- NZ XI v Eng XI, Tour match, Queenstown, 1st day
Bell sizzles in England warm up
England's top order was not entirely convincing on the opening day of their warm-up match against a New Zealand XI in Queenstown, but Ian Bell's hundred ensured they posted a reasonably healthy 357 for 7 while Jimmy Neesham was the most successful of the bowlers, taking 4 for 65.
Bell played neatly during the one-day series but before this match spoke of the importance of shifting tempos between the formats. He did as he said, playing out periods where the bowling was tight and picking off the loose deliveries. Although the bowling was inconsistent at times, these were not freebie runs.
His hundred, his second in consecutive first-class innings dating back to the Nagpur Test, came in the final half an hour of the day when he cover-drove his 13th boundary, to bring hearty applause from a small group of England supporters on the grass banks. He then expressed himself with a string of crisp fours. After his problems early on the India tour, with the distraction of waiting for the birth of his child, he now looks a batsman at ease again.
The five frontline bowlers in the opposition have all played for New Zealand at international level and the seam bowling in particular kept England on their toes. Nick Compton and Kevin Pietersen, two of the players who have joined for the Test leg, fell in the morning session during which there was movement for the pacemen on a well-grassed surface.

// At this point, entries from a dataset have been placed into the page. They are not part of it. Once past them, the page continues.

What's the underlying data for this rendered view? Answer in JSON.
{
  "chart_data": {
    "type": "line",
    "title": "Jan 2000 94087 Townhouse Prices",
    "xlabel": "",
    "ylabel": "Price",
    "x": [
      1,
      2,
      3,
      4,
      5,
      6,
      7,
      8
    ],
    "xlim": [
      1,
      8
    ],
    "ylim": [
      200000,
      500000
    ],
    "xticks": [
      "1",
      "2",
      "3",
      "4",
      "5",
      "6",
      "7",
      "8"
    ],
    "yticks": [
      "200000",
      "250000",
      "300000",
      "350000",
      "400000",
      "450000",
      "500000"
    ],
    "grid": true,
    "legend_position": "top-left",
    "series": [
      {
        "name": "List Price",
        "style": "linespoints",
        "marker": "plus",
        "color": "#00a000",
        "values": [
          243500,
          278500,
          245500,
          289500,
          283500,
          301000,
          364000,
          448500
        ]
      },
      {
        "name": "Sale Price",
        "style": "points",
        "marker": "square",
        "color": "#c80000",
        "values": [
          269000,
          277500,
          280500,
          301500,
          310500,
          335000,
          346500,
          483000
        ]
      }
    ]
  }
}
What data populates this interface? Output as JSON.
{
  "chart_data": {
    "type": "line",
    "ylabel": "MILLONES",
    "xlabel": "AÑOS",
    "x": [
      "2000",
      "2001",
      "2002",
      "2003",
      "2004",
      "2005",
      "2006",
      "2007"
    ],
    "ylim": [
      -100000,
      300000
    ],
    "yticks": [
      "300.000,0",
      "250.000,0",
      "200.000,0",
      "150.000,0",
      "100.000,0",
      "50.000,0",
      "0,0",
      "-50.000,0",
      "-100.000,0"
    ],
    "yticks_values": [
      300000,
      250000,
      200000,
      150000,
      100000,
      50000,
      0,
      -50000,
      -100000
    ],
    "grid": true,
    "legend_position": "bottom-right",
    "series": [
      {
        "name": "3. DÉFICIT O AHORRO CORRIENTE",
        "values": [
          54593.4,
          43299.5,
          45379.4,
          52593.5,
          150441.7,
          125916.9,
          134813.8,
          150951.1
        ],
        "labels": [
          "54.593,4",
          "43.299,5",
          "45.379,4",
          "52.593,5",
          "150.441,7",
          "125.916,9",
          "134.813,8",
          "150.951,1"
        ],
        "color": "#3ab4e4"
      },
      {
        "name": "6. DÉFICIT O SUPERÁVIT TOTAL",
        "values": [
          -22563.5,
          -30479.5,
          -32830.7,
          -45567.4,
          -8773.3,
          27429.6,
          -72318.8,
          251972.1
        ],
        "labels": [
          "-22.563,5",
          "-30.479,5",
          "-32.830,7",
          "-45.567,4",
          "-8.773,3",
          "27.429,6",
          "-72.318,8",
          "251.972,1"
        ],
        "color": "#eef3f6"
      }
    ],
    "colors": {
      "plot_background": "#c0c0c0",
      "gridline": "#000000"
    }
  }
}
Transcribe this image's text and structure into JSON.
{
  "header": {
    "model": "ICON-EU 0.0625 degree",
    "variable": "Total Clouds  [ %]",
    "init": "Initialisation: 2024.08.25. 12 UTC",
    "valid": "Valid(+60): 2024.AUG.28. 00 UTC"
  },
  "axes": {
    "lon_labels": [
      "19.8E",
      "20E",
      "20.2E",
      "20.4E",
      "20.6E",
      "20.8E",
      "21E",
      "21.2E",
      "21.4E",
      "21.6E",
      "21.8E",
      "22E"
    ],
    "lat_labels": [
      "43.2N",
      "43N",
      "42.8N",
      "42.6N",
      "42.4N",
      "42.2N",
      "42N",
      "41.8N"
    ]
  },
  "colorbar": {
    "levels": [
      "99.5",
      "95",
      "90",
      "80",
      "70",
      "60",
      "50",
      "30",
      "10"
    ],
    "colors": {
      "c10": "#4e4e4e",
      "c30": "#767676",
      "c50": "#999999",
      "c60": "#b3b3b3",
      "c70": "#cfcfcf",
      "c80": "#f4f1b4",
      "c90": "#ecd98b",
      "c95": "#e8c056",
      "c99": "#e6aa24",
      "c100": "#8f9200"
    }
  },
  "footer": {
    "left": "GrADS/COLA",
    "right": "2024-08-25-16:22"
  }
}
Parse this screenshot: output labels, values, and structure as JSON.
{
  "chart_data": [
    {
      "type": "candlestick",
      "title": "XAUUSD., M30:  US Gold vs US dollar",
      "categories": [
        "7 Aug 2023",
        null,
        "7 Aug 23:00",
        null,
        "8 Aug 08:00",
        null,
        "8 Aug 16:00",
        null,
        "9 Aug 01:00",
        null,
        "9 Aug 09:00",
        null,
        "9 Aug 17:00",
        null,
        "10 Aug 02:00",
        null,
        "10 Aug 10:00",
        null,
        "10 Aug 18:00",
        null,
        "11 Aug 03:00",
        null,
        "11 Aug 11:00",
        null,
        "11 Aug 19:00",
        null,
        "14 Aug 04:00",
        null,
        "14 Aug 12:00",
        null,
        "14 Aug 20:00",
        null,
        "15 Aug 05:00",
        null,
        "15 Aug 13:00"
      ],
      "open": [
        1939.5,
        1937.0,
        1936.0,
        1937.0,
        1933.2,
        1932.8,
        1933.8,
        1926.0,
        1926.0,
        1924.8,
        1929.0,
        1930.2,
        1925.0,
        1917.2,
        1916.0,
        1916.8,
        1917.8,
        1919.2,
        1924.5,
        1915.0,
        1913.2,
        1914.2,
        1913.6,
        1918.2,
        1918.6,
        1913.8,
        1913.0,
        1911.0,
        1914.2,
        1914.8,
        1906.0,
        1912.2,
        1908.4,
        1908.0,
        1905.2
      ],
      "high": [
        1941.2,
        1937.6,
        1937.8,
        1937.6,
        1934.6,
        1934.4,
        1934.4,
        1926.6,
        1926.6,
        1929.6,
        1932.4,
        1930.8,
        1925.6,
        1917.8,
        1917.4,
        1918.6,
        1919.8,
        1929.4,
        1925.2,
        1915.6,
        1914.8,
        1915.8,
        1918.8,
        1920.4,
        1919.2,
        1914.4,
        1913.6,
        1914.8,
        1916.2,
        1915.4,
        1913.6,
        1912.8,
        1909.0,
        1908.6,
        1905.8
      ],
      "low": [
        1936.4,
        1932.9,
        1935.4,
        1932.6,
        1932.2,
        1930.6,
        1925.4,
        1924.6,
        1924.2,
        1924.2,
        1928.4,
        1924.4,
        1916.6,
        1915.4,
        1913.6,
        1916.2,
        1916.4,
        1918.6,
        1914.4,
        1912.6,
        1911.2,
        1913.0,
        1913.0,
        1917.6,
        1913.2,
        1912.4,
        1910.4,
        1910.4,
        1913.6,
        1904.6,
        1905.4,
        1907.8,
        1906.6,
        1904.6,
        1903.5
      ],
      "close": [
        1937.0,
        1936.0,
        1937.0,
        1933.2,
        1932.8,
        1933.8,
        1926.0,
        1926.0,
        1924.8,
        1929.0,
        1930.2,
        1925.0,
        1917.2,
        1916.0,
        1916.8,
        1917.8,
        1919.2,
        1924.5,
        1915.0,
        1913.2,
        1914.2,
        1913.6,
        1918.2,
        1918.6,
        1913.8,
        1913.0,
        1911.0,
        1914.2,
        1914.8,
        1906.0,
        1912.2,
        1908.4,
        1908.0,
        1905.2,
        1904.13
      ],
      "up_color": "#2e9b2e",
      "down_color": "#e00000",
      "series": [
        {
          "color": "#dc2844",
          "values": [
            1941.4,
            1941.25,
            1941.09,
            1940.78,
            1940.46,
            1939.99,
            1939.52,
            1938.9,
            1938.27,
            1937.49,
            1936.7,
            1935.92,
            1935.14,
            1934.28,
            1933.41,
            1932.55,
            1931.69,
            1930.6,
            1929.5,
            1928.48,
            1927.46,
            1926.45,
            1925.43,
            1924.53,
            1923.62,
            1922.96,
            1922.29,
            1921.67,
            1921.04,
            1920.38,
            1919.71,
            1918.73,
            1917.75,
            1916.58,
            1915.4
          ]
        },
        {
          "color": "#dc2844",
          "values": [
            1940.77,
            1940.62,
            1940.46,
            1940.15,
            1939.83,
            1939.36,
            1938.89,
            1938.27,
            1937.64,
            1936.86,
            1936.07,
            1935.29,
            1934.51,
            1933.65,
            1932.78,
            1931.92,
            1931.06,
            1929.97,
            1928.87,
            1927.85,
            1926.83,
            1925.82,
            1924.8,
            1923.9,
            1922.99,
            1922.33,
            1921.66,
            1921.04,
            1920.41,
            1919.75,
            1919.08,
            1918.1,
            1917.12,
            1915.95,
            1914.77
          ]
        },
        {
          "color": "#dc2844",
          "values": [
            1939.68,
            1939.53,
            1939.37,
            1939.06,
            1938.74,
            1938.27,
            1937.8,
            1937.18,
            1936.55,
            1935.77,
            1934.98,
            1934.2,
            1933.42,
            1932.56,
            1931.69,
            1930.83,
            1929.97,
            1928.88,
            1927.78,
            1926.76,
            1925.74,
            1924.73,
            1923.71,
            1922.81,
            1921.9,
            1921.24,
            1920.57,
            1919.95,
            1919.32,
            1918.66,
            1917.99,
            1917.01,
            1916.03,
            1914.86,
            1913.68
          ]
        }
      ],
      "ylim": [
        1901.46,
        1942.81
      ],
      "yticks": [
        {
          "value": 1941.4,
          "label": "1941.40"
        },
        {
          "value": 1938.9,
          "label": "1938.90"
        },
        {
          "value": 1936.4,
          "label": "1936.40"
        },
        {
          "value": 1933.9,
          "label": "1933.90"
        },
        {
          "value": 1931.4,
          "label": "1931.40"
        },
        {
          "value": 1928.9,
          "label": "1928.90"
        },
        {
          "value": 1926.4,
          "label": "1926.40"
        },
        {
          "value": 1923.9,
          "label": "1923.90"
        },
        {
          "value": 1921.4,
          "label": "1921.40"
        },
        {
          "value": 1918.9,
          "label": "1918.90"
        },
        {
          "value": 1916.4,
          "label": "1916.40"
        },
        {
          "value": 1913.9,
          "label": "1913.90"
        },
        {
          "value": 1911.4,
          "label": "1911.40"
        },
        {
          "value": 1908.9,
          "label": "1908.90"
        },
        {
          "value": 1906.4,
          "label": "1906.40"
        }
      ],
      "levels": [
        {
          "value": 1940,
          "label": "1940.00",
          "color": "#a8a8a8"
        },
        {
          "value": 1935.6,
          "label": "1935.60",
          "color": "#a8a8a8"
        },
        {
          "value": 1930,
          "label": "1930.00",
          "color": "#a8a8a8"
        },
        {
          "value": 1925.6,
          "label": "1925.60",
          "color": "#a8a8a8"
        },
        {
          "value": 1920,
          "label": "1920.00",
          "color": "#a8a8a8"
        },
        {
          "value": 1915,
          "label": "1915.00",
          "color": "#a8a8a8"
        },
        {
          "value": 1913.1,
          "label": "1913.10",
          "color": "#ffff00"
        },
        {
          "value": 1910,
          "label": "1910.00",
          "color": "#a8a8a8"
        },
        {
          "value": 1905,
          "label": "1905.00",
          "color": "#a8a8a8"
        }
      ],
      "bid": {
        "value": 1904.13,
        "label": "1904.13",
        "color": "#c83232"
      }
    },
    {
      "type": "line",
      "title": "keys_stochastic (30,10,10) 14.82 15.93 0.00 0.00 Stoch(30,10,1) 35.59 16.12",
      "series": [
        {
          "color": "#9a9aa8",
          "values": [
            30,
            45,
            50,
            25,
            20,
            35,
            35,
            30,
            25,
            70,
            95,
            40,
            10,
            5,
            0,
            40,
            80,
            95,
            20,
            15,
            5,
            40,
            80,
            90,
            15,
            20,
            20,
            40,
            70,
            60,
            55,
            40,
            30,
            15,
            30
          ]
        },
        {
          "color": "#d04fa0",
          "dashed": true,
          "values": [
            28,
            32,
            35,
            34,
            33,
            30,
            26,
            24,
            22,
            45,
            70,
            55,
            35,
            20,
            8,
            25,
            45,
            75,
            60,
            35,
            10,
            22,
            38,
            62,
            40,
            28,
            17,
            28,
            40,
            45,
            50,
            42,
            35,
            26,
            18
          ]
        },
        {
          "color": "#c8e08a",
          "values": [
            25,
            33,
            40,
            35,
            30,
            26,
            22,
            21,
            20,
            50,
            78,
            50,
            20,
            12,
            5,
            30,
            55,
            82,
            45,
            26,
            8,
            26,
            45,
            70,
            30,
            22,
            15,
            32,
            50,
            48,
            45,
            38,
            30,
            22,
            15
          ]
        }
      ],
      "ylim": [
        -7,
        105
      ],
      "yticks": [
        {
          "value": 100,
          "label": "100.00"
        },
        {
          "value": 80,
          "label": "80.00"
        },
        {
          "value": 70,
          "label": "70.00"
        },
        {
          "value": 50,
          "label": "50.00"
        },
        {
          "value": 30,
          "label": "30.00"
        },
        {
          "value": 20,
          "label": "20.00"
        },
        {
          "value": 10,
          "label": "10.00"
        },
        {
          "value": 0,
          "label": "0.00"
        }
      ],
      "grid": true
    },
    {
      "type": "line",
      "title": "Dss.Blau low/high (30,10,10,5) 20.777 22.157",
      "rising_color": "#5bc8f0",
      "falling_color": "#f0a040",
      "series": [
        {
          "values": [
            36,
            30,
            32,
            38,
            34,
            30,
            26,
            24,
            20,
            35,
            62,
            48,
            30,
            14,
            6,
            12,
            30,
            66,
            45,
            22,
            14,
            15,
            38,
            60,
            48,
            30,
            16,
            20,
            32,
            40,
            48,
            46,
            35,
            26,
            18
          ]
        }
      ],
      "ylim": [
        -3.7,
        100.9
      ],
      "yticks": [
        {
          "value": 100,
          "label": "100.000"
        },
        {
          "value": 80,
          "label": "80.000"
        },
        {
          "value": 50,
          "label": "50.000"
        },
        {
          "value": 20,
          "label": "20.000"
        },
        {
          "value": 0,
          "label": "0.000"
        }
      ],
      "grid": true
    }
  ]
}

It may well be a sign of things to come. Like in England there can often be some early help, but as the ball grew softer and the day warmer, batting became easier. At times the main issue for the batsmen was a plane landing at the neighbouring airport. The opportunities for that perfect picture were plentiful.
By opening with Compton, England confirmed that there will not be any changes to the top seven on duty for the Test series. They also rested James Anderson and Steven Finn, leaving Stuart Broad and Graham Onions to compete for the final spot in the bowling line-up. That will be the interest for day two.
Compton's 21 continued the trend from India where early hard work was not built into a more substantial innings. Although on this occasion, he received a decent delivery from Neesham, a nippy medium-pacer, which bounced from a length.
Jonathan Trott played a loose drive to be caught behind and Neesham's productive morning continued when he had Pietersen athletically caught by Hamish Rutherford, who grasped a sharp chance above his head. It had been a skittish innings from Pietersen, who did not middle much during his 36-ball stay, but he does not put much stock behind warm-up innings.
Alastair Cook fought through the tricky first session, picking off loose deliveries with trademark authority, but after lunch was given a life on 56 when Neil Broom spilled a chance at second slip when the ball burst through his hands, struck his forehead and left him with mild concussion and sizable lump. However, Cook could not build on the let-off and edged a cut against Neil Wagner.
Progress slowed as Bell and Joe Root took a cautious approach. Root had 4 off 27 balls before lifting the tempo, showing once again that he can shift comfortably between the formats. By tea he had almost caught up with Bell. The partnership was 97 when Root played inside the line against Carl Cachopa, who has a reputation for a golden-arm in domestic cricket, and lost his off stump.
Matt Prior was bustling from the moment he arrived, getting his first boundary with a sweet clip through midwicket, and scored at a run-a-ball during his stay. It was the most fluent batting by the new arrivals and the type of innings he so frequently produces until he lent back on a cut shot and picked out point to hand Neesham his fourth.
From New Zealand's perspective, this match was meant to be between two bowlers - Wagner and Mark Gillespie - with a spot in the Test squad up for grabs, but both were outshone by Neesham, although he is unlikely to be in Test consideration. Wagner, though, picked up his second wicket when Chris Woakes got a leading edge to mid-on as Gillespie remained wicketless and expensive, although he was convinced he had Bell caught behind late in the day.